Zaterdagmorgen. Het kabinet is gevallen. En buiten schijnt de zon. Maar later vandaag gaat het sneeuwen, verzekert de weerman van Radio 1 me.
Het kabinet is volgens Wouter Bos gevallen omdat de PvdA vond dat de partij niet langer geloofwaardig zou zijn als de Nederlandse aanwezigheid in Uruzgan verlengd zou worden. De PvdA wilde hoe dan ook achter het kabinetsbesluit uit 2007 blijven staan, waarin werd besloten ‘om de Nederlandse bijdrage aan de militaire missie in Uruzgan in december 2010 hoe dan ook te beëindigen.’
‘Voor dit standpunt bestaat in de samenleving en in het parlement brede steun,’ aldus Bos.
Uit onderzoek van NS Nipo bleek dat op vrijdag 45 procent van de Nederlandse bevolking de kwestie ‘in principe een crisis waard’ vond. Een kleine 35 procent vond van niet.
Dat betekent dus dat het deel van de bevolking dat voor een crisis is, minder dan de helft is. Toch was dit voor Bos genoeg. Want ook de oppositiepartijen in het parlement waren tegen.
Maar die zijn vaak tegen de voornemens van Bos en het kabinet. Waarom die geluiden nu wel en eerder niet gebruiken?
Als Bos zichzelf als een volksvertegenwoordiger ziet, en minder dan de helft van de bevolking Uruzgan een crisis waard vindt, dan is de Uruzgankwestie dus geen crisis waard, me dunkt.
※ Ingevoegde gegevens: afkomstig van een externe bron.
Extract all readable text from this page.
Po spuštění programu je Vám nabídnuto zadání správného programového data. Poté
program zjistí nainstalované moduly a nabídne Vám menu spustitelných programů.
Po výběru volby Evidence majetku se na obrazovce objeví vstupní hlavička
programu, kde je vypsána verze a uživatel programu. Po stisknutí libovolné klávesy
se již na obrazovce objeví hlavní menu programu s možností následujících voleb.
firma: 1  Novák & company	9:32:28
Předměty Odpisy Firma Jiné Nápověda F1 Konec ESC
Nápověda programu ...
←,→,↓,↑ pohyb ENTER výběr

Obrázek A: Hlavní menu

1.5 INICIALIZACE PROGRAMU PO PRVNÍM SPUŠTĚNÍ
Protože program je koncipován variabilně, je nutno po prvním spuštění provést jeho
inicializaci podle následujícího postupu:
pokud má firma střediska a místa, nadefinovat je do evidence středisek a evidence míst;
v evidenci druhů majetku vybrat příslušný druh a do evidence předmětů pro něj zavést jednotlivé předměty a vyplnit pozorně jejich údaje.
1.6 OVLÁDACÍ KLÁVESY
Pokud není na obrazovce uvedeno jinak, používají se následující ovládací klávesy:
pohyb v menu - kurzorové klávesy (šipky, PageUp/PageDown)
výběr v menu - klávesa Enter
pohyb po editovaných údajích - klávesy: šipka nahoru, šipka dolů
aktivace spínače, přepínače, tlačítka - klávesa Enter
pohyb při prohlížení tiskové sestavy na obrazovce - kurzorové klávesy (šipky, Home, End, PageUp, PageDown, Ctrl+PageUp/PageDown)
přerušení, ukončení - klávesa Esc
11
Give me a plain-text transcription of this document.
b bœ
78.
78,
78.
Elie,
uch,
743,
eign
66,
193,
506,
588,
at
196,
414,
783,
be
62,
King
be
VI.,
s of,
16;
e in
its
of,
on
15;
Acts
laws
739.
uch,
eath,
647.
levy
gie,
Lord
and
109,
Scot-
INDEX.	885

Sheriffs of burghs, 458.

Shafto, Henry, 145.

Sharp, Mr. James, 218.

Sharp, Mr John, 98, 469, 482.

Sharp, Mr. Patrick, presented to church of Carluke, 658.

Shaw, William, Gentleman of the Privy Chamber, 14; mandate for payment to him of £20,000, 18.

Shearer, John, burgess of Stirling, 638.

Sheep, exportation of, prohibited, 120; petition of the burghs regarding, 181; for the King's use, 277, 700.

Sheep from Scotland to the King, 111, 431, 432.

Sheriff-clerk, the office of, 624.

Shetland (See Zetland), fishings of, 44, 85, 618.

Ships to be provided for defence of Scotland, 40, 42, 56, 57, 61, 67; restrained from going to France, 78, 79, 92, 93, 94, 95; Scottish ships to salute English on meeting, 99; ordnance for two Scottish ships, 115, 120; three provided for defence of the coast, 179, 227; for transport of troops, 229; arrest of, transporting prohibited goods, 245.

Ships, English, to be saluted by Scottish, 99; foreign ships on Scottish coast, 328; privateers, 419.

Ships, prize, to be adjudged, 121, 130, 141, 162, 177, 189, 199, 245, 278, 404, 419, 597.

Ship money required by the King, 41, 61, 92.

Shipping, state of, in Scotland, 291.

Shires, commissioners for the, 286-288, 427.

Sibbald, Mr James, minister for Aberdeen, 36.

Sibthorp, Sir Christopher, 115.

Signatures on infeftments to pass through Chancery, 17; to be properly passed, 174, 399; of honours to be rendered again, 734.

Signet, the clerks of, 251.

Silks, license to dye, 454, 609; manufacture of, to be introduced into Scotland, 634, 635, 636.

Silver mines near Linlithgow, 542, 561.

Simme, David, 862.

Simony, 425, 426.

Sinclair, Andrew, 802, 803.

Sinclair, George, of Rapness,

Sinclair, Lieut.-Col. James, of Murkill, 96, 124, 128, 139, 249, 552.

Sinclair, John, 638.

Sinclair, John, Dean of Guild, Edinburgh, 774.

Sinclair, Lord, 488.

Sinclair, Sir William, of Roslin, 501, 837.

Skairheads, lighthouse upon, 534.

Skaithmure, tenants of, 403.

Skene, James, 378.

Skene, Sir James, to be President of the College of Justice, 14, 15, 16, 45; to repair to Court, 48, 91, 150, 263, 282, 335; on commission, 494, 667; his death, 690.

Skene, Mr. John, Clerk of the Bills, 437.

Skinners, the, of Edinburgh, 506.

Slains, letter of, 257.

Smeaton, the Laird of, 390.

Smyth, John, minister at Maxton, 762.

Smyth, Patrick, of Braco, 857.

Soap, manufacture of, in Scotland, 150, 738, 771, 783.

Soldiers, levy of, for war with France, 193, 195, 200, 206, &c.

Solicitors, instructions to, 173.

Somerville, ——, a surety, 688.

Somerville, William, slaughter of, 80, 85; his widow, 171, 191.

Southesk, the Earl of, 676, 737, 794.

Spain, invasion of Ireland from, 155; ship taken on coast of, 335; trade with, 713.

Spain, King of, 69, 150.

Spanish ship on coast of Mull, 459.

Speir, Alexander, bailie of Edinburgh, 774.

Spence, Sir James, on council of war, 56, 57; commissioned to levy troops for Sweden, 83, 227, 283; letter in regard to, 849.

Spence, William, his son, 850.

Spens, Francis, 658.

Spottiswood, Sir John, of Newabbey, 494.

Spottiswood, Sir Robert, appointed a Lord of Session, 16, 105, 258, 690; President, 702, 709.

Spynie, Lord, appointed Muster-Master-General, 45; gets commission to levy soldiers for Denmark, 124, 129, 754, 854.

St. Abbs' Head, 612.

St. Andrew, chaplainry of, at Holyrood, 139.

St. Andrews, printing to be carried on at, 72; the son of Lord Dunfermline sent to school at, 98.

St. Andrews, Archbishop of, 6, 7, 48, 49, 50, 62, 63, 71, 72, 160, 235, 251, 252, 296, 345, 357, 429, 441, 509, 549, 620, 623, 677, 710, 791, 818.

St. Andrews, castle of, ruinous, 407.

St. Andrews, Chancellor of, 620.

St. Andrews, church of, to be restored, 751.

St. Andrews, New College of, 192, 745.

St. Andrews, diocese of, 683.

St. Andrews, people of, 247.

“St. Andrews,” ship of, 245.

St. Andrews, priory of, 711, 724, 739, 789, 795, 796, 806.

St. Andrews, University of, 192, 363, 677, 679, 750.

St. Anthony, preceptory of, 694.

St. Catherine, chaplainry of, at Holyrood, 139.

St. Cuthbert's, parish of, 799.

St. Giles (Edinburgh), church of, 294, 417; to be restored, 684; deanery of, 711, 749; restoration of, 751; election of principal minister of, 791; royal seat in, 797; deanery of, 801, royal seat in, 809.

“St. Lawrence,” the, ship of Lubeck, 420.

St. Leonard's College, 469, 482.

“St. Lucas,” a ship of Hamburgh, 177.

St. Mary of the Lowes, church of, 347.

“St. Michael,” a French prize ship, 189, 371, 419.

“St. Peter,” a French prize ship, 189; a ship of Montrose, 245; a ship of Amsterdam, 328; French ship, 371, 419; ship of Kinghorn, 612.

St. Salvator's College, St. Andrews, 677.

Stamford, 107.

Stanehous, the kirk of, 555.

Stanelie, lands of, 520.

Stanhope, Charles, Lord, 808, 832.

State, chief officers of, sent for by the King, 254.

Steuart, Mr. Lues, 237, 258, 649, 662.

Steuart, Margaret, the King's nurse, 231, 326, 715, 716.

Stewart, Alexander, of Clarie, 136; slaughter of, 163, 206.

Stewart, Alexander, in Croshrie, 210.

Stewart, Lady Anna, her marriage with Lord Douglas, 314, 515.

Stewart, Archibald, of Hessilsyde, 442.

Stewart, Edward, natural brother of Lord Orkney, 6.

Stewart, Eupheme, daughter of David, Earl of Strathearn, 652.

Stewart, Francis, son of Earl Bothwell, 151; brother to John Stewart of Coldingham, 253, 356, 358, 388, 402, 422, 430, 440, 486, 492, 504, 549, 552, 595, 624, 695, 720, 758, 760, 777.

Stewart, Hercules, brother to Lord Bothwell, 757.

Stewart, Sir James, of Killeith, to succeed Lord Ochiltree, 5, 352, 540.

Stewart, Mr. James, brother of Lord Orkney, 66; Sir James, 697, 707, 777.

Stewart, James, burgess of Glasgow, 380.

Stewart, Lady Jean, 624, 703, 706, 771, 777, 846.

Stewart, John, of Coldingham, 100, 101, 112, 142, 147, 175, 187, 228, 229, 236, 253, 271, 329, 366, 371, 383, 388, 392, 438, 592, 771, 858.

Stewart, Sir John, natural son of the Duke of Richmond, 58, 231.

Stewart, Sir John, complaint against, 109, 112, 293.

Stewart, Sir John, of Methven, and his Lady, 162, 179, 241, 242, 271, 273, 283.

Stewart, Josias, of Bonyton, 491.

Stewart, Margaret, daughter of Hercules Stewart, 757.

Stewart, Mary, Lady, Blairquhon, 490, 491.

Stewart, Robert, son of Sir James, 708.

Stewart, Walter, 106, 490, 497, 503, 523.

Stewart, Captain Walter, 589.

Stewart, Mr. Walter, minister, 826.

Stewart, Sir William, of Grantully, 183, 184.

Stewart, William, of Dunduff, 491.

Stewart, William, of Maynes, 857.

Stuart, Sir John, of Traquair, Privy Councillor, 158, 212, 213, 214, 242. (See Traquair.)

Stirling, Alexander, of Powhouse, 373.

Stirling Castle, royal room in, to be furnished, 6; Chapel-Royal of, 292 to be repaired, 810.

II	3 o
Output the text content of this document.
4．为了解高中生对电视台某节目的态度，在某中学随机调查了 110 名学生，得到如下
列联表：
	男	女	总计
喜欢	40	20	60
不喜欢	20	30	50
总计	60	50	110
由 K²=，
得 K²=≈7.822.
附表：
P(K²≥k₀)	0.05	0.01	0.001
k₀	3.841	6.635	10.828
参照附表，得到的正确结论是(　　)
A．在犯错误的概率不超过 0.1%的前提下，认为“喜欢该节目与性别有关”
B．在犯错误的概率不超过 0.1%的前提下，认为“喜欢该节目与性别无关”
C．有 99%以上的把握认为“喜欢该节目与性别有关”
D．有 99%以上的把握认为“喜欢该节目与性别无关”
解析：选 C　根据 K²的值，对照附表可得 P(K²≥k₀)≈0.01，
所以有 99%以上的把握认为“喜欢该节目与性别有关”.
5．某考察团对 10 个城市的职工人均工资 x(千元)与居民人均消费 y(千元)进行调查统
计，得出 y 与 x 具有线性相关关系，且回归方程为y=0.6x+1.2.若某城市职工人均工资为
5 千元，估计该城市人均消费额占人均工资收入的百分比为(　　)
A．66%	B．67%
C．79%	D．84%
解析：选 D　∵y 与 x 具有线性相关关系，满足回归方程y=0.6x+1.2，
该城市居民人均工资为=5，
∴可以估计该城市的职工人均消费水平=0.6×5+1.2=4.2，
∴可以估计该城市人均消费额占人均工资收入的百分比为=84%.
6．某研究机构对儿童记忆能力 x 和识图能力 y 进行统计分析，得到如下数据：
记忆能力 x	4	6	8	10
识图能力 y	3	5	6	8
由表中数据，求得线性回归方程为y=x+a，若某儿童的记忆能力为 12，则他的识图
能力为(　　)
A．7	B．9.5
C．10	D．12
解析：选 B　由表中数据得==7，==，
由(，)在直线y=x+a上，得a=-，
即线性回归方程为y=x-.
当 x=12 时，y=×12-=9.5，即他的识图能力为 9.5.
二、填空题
De voorkeur gaat in de Nederlandse politiek ten slotte uit naar of een meerderheidsbeslissing – dat betekent: meer dan de helft is voor een crisis – of het poldermodel. Dat betekent: tot 1 maart onderhandelen over een mogelijke bijdrage aan de toekomst van Afghanistan.
Maar zo ziet Bos de zaken niet. Hij wil – volstrekt willekeurig, want andere “heilige huisjes” zijn wel te koop – vasthouden aan een besluit van drie jaar geleden. Wellicht omdat dit standpunt een verkiezingsbelofte was. En een verkiezingsbelofte breken is slecht voor de geloofwaardigheid van een politieke partij. Zeker in tijden van verkiezingen.
Uiteindelijk ging het ook in deze crisis dus weer om geloofwaardigheid. Zoals het in de politiek bijna altijd om geloofwaardigheid gaat. En met de gemeenteraadsverkiezingen voor de deur, heeft de PvdA een besmet blazoen op te poetsen, wat betreft die geloofwaardigheid.
Maar die geloofwaardigheid is volgens mij altijd een wassen neus. En dat komt door de aard van onze verkiezingen.
Want stelt u zich de komende verkiezingen eens voor, vlak voor de zomer. De PvdA toert door het land en belooft iedereen die op hen stemt, dat de voordeur van de koningin rood zal worden geverfd.
Gelijktijdig rijdt ook Mark Rutte van de VVD door het land. Hij belooft zijn kiezers dat de voordeur van Beatrix blauw zal worden gemaakt.
En als de verkiezingen zijn geweest en de stemmen zijn geteld blijkt dat een kwart van de bevolking een rode voordeur wil en kwart een blauwe. Er is dus geen absolute meerderheid voor een primaire kleur. De andere helft van de stemmen wordt verdeeld onder de oppositiepartijen, met andere kleuren of geboden (een groene deur, een glazen deur met huisnummer 66 er op, een deur met een bordje ‘verboden toegang voor vreemden’ en een doodskopje er onder).
En wat gebeurt er dan?
Bos en Rutte gaan als volksvertegenwoordigers met het grootste mandaat overleggen en komen er samen met Beatrix uit. De nationale voordeur wordt paars geverfd.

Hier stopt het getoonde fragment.